Individual votes for each of the 30 schools are happening at each school's campus. Eligible voters include parents from feeder schools (i.e., elementary schools whose students typically go to an up-for-a-vote middle school), feeder grades (i.e., fourth grade for middle school and eighth grade for high school), or current parents. It's not completely clear how a parent determines if they qualify in the "feeder" category--or how a "feeder grade" parent is different from a "feeder school" parent. Can the former be from any school in the city? If a parent falls into both categories, do they get to vote twice? More questions abound...There are also two amorphous voting blocs ("community" and "unverified parents") that allow virtually anyone from anywhere in the city (or maybe even the state? the country?) to vote. It's unclear how these, as the LA Times calls them, "kitchen sink" voting groups will be counted in the final tally, or if they will count at all. Finally, school employees who are also parents seem to be able to vote in both capacities... i.e., twice. Same thing for parents with more than one enrolled child. Say you've got three kids in Middle School X. That's three votes.

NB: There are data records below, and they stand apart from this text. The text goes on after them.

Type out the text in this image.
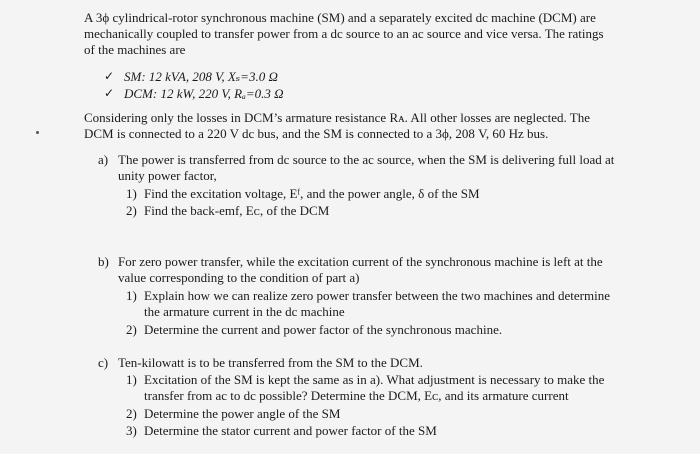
A 3ϕ cylindrical-rotor synchronous machine (SM) and a separately excited dc machine (DCM) are
mechanically coupled to transfer power from a dc source to an ac source and vice versa. The ratings
of the machines are
✓ SM: 12 kVA, 208 V, Xₛ=3.0 Ω
✓ DCM: 12 kW, 220 V, Rₐ=0.3 Ω
Considering only the losses in DCM’s armature resistance Rᴀ. All other losses are neglected. The
DCM is connected to a 220 V dc bus, and the SM is connected to a 3ϕ, 208 V, 60 Hz bus.
a) The power is transferred from dc source to the ac source, when the SM is delivering full load at
unity power factor,
1) Find the excitation voltage, Eᶠ, and the power angle, δ of the SM
2) Find the back-emf, Eᴄ, of the DCM
b) For zero power transfer, while the excitation current of the synchronous machine is left at the
value corresponding to the condition of part a)
1) Explain how we can realize zero power transfer between the two machines and determine
the armature current in the dc machine
2) Determine the current and power factor of the synchronous machine.
c) Ten-kilowatt is to be transferred from the SM to the DCM.
1) Excitation of the SM is kept the same as in a). What adjustment is necessary to make the
transfer from ac to dc possible? Determine the DCM, Eᴄ, and its armature current
2) Determine the power angle of the SM
3) Determine the stator current and power factor of the SM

Topping this all off is the ballot stuffing. The LA teachers' union is encouraging all of its members to vote in as many elections as possible--even at schools on the other side of town--as "community" members (under the aforementioned amorphous voting category). The union claims they are worried that charter supporters are encouraging their own folks to do the same. (This is all after the union announced it was going to be helping groups of teachers prepare applications, seemingly demonstrating that competition really is the universal motivator.) Does any of this matter? Maybe not. The vote is, after all, only advisory. Final decisions on the fate of these 30 schools lie with the school board and the superintendent. (Sound familiar?)
More promisingly, the applications from potential operators are available on the LAUSD website. These include the operator's vision for the school, its operational plan, and, when applicable, an overview of test scores from other schools run by the operator. Unfortunately, none of the applications are in the same format, and many of them seem to be sort of rambling discourses on the operator's "mission," as opposed to hard concrete step-by-step changes that would be made, such as, we will extend the school day to X time, have special pull out reading groups, and make students wear uniforms, or whatever. I wonder if parents will read these applications or really be able to make sense of them. (See "Application Information" under each school's name here. Helpfully, the applications are also available in Spanish.)
This process seemed like it had so much promise. LAUSD seems to have simply made a mess of it.